Sono trascorsi meno di due mesi dalla messa in rete del sito internet del Drago Buono e appena tre giorni dall’uscita della sua rinnovata edizione cartacea (nel nostro slang redazionale, il “Dragoweb” e il “Dragopress”), e, fuori del coro dei moltissimi apprezzamenti e incoraggiamenti, dobbiamo registrare pure qualche critica, in ordine, soprattutto, alla linea politica del giornale. Ora, dico un’ovvietà con l’affermare che la critica è cosa buona e giusta solo se costruttiva.

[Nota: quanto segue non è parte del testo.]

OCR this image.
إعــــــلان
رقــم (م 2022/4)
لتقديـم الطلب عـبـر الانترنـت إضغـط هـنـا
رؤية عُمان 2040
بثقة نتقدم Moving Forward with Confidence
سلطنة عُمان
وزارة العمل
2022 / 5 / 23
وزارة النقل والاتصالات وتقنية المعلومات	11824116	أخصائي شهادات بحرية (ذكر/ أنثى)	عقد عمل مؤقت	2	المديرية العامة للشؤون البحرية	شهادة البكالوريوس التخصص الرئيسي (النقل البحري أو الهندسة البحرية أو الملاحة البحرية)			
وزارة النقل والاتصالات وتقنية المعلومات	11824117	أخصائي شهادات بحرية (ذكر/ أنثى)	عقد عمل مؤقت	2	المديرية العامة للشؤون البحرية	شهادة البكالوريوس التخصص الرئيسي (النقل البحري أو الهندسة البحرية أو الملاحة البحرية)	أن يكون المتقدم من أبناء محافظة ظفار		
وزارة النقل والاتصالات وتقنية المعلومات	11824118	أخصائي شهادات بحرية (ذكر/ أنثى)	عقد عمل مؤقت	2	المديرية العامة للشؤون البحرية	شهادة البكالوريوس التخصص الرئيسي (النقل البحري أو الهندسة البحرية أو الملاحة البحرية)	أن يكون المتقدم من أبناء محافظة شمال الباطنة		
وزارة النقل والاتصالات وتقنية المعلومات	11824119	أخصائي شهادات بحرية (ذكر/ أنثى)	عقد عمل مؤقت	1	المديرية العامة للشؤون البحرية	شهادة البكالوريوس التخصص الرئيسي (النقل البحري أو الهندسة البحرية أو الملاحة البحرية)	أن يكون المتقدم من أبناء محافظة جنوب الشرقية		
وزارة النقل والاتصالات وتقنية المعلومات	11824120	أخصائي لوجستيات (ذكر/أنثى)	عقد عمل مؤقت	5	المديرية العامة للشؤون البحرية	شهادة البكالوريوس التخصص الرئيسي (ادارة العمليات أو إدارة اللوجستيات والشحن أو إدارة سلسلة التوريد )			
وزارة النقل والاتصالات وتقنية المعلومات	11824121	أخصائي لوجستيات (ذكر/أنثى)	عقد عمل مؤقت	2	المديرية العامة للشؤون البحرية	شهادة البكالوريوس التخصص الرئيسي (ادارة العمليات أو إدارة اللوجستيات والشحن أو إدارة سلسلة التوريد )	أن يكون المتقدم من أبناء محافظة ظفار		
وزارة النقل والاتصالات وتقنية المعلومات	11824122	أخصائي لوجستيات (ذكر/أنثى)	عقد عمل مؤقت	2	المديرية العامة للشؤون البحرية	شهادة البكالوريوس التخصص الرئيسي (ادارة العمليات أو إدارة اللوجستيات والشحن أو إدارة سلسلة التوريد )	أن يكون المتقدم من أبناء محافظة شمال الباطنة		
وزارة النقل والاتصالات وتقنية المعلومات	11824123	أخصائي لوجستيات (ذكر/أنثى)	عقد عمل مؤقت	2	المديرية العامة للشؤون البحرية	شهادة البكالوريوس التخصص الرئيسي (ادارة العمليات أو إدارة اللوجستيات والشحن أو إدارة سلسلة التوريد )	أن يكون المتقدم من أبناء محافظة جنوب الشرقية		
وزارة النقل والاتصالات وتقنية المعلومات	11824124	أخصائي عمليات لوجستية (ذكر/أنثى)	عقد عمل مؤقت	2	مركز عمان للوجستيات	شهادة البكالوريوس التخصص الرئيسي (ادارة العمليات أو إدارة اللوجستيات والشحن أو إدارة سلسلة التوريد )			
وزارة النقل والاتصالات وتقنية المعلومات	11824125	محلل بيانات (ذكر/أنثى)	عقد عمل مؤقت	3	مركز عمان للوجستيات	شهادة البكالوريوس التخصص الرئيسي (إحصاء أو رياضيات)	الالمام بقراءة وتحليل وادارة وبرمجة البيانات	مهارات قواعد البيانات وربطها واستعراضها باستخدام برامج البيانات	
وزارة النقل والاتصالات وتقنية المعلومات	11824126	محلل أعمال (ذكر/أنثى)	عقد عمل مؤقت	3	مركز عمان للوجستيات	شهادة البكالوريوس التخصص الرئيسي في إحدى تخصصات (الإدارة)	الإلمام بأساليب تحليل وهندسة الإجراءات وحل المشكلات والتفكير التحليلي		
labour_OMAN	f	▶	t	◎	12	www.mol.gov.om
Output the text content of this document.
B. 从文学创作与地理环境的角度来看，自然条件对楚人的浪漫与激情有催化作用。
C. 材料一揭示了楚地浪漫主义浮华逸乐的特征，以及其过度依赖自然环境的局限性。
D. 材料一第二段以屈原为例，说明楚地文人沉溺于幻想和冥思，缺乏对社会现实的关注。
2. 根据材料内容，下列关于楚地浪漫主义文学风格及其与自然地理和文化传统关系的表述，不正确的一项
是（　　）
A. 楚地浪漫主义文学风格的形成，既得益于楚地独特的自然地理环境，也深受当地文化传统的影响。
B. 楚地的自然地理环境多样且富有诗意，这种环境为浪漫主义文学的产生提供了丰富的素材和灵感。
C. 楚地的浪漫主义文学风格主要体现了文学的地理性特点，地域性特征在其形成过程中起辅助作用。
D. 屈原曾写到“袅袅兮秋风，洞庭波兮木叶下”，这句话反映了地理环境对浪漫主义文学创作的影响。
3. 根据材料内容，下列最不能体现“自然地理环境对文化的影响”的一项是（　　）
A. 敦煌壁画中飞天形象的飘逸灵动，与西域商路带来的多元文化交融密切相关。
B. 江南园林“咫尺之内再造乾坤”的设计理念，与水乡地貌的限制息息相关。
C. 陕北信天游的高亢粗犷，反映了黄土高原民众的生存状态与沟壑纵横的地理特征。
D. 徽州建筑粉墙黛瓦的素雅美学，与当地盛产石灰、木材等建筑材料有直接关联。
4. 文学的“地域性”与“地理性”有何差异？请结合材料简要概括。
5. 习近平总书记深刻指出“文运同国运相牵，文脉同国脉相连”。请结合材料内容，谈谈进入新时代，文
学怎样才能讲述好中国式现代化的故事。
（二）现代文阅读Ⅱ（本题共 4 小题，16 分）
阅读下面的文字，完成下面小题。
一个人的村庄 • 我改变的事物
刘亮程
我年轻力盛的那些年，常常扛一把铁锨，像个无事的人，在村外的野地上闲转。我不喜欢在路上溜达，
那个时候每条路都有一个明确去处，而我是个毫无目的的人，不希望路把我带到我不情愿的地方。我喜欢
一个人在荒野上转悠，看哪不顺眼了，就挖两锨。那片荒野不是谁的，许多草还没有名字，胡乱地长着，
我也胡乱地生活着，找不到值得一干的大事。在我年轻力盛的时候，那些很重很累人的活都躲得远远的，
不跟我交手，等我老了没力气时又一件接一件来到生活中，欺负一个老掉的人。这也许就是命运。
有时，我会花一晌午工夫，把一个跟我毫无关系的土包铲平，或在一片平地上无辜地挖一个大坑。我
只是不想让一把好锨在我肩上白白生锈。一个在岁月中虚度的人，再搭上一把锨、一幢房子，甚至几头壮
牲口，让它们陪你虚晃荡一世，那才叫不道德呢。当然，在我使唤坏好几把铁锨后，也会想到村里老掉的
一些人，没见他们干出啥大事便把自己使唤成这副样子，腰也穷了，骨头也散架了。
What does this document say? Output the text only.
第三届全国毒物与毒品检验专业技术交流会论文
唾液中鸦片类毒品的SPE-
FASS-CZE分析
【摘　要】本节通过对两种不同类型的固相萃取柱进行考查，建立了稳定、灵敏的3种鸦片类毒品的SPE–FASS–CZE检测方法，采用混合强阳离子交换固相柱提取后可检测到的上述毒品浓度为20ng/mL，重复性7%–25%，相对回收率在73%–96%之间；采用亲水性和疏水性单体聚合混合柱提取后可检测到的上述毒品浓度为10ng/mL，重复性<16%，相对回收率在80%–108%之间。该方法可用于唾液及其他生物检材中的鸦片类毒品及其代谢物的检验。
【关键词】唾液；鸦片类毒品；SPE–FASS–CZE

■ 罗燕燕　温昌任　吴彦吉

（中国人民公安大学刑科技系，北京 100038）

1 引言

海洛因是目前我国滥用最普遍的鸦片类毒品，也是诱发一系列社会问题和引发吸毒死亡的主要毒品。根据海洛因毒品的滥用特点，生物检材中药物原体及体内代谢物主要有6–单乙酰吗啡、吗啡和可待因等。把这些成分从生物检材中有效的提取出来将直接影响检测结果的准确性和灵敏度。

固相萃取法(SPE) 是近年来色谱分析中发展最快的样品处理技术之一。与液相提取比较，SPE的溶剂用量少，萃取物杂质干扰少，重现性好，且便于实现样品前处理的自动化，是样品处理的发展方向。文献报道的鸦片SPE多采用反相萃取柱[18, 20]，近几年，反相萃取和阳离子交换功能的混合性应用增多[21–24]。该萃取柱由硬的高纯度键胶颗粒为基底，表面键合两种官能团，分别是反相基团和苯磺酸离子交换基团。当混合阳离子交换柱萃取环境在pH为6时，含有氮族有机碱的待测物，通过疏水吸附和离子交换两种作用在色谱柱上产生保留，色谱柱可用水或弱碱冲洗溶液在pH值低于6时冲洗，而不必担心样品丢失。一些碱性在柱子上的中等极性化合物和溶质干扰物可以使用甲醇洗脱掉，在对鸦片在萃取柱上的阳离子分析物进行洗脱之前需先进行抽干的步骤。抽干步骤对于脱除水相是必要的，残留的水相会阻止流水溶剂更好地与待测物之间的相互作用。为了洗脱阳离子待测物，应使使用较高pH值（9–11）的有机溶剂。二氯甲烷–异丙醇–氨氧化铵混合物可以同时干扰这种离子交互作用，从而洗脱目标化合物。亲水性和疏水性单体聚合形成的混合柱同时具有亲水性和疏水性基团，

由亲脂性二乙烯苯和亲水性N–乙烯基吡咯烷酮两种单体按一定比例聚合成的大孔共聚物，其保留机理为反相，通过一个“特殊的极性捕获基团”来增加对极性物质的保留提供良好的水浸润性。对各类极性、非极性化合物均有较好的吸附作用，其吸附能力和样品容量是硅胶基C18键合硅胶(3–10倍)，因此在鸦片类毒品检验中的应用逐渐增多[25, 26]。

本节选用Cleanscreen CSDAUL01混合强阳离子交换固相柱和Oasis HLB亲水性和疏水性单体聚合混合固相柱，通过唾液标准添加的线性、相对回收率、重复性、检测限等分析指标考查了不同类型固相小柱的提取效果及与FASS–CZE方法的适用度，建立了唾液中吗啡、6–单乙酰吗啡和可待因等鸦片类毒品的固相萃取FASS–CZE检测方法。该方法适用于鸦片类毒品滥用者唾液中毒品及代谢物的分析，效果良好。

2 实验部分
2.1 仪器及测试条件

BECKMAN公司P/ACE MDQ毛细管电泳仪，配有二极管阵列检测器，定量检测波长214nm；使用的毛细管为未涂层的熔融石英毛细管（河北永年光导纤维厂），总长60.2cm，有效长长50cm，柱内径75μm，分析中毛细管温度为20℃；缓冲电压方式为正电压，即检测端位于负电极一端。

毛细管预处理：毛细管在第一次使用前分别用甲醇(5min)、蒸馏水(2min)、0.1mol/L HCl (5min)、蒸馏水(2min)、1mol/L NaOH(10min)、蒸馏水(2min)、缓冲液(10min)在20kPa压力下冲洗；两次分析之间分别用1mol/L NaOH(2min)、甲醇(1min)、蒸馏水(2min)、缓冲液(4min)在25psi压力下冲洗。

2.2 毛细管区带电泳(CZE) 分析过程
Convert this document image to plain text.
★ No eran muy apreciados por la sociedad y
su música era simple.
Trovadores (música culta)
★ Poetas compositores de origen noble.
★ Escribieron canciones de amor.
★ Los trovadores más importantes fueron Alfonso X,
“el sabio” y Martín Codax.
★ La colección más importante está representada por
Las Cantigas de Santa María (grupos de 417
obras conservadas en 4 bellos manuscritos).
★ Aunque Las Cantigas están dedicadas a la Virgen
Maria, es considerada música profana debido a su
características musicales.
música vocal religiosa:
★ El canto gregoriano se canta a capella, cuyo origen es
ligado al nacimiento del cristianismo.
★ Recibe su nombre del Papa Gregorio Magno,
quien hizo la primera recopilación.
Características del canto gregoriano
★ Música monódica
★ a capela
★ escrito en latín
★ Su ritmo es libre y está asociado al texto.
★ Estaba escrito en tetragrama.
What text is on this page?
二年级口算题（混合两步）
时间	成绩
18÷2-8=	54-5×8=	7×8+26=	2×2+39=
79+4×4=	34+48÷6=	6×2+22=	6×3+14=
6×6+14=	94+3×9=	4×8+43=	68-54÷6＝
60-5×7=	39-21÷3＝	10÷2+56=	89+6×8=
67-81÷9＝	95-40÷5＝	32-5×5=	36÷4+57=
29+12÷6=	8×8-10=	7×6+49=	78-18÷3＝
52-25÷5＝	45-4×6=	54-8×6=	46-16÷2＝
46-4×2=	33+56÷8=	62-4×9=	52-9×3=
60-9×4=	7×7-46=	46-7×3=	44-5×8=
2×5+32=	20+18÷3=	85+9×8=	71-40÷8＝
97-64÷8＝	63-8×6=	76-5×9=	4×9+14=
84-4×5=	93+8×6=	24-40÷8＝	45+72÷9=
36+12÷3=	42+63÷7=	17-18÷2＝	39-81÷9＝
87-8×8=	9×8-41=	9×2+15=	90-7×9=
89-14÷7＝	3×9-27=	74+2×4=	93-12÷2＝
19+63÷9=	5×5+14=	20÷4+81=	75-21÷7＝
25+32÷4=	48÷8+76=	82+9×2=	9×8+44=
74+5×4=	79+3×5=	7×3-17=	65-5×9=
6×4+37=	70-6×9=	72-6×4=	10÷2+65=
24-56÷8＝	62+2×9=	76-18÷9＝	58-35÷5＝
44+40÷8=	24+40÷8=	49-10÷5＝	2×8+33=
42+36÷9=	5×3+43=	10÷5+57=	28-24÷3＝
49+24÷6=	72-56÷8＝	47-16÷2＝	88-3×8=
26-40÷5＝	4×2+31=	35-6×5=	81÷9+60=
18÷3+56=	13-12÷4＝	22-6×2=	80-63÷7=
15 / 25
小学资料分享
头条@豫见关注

L’accusa di fare del giornalismo di taglio qualunquista è, però, solennemente campata per aria. Il Drago Buono racconta fatti e li commenta limitatamente a come essi gli appaiono. Ci sarà sempre tempo, modo e spazio per ritornare su un argomento, approfondirlo, fare più luce, magari con l’ausilio dei lettori. Qualunquismo significa omologazione, banalizzazione, volgarizzazione, talora persino falsificazione. Non è mai stato nostro costume né nostro abito mentale.
Non possiamo nemmeno accettare l’accusa ingenerosa di parzialità o partigianeria. Ricordo bene i rimbrotti che, anni fa, ricevevamo da destra: il nostro capo di imputazione era di fornicare con la sinistra. Ultimamente questo copione va in scena a parti invertite: è parso a qualcuno che il Drago Buono si sia messo a suonare il piffero per il centrodestra. È un’impressione sbagliata e fuorviante. Il nostro giornale non organizza alcuna claque e non spara bordate di fischi ai danni di chicchessia. Mai abbiamo esposto le nostre osservazioni venendo meno al doveroso rispetto per le persone e per le istituzioni.
La nostra coerenza non è di tipo politico, bensì di natura sociale: al di là dei partiti, dei loro uomini, dei loro statuti e programmi, la mission del Drago Buono è – non da avant’ieri ma da quasi un decennio - quella di promuovere la realtà locale in cui ci troviamo a vivere e di favorire la maturazione della coscienza civica e la crescita del senso comunitario dei cittadini. La nostra stima per tutti gli attivi protagonisti della vita civile (sociale e politica) del territorio – per chi opera con uno scopo non solo grettamente individualistico – è fuori discussione, e a dimostrarlo stanno proprio le pagine del “Drago”: quelle digitali così come quelle stampate.
Il mio modesto ruolo di direttore di questo organo di informazione, insieme a quello di dirigente territoriale Acli, mi impedisce di accettare l’invito – già altre volte rivoltomi – a fare ingresso e soprattutto a militare in una qualsivoglia formazione politica. La stessa cosa vale per gli altri amici che mi affiancano in redazione. Il Drago Buono non è un giornale di partito: non fa propaganda elettorale e non offre al lettore chiavi di lettura politically correct. È indipendente: pubblica la notizia, svolge una riflessione, stimola il dibattito. Nientemeno e niente più. Il resto – quello sì! – è compito della politica, non già della libera stampa. Chiedo scusa se ho tediato.